The 8086/8086 created a 20-bit "physical address" from a 32-bit "virtual address" by creating a two's complement from the 16-bit segment (bits 4-19) plus the 16-bit offset (bits 0-15). This process of getting 20- bit physical address from a 32-bit "virtual address" is known as "normalizing." If the two's complement is greater than bit 19, then an overflow, exception, etc... occurs.
[ SIDE NOTE: A small "hack" called the A20 line could be used to give another 16-bit 64KB "page" above 1MB, hence the common DOS location in XMS memory, not between 640-1024KB, but _at_ 1024KB. Long story short, it's when the two's complement overflows to A20, because all MSB 10-15 (A15-19) of the segment and MSB 15 (A15) of the register are set. This would result in the A20 line being set, and addresses of 1024KiB(-16) to 1088KiB(-16) being available. ]
The i386 onward normalizes the 32-bit "physical address" from a 48-bit "virtual address" by creating a two's complement from the 16-bit segment (bits 20-35) plus the 32-bit offset (bits 0-31). This 48-bit virtual -> 32-bit "normalizing" is radically speed up in the i486 TLB over the i386 (which does not have a TLB). If the two's complement is greater than bit 31 (32-bit), then an overflow, exception, etc... occurs. There is no A36 "hack" like there was for 8086/8088 though.
PAE is mode in the Pentium Pro onward, supported in GTL+, that uses the "4-bit overhang" (bits 32-35) of the 16-bit segment register to address beyond 4GiB. This would be, in 8086/8088 terminology, an A32- A35 hack. But can only do so in a way that pages into under 32-bit. This is known as PAE36 -- because it is a 36-bit processor address extensions (PAE) model, not a linear address access above 32-bit.

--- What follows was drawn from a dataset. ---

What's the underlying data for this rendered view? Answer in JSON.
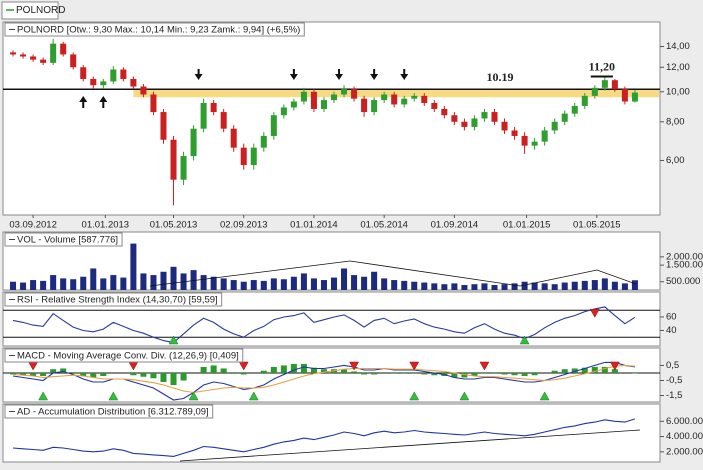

PAE in x86-64 still uses the 48-bit virtual addressing approach. The name "Long Mode" comes from the fact that instead of creating a two's complement of overlapping bits, the 16-bit segment and 32-bit offset are connected "Long" MSB of offset against the LSB of the register. So now 48-bit virtual addresses are actually 48-bit wide, not "normalized" to 32-bit or, using PAE (36-bit), 36-bit.
Where 52-bit comes into play is in the paging. The paging not only can do these 48-bit "Long" addresses, but also legacy 32-bit and PAE (36- bit) "Normalized" addresses. It's a bit complex, but the _full_ compatibility of running _both_ 48-bit "long" programs and 32/36-bit "normalized" programs in the same, compatible paging space is well detailed in the manual (and the choice of 52-bit wasn't arbitrary).
This 48/52-bit mode requires PAE, designed for simultaneous, paging- level compatibility with not only 32-bit, but also 36-bit (PAE36) "normalized" programs.
[ SIDE NOTE: A future x86-64 processor will offer a full 64-bit virtualized addressing. For now, it's 48-bit -- the "Long" version of a 32-bit offset register with the legacy 16-bit segment register in front of it -- _not_ overlapping/normalized. ]
[ SIDE NOTE: A future x86-64 processor will offer a full 52-bit physical addressing. For now, it's 40-bit -- i.e., the physical limitation of the EV6 interconnect. ;-> ]
That's why we refer to it as PAE 52-bit, or PAE52 for short. To differentiate from a processor that only does PAE 36-bit, PAE36 for short. Most of the time, AMD calls it x86-64 PAE.
-- Bryan
P.S. I also noted that the 4MiB Page Size actually allows up to 40-bit addressing with 32-bit offsets. I wonder if that's how the Xeon MP's page table directly and linearly addresses up to 40-bit/1TiB? As you can see from the table on page 146, AMD still uses 4KiB paging (although it _does_ offer a 2MiB paging mode -- which would definitely be GTL _incompatible_).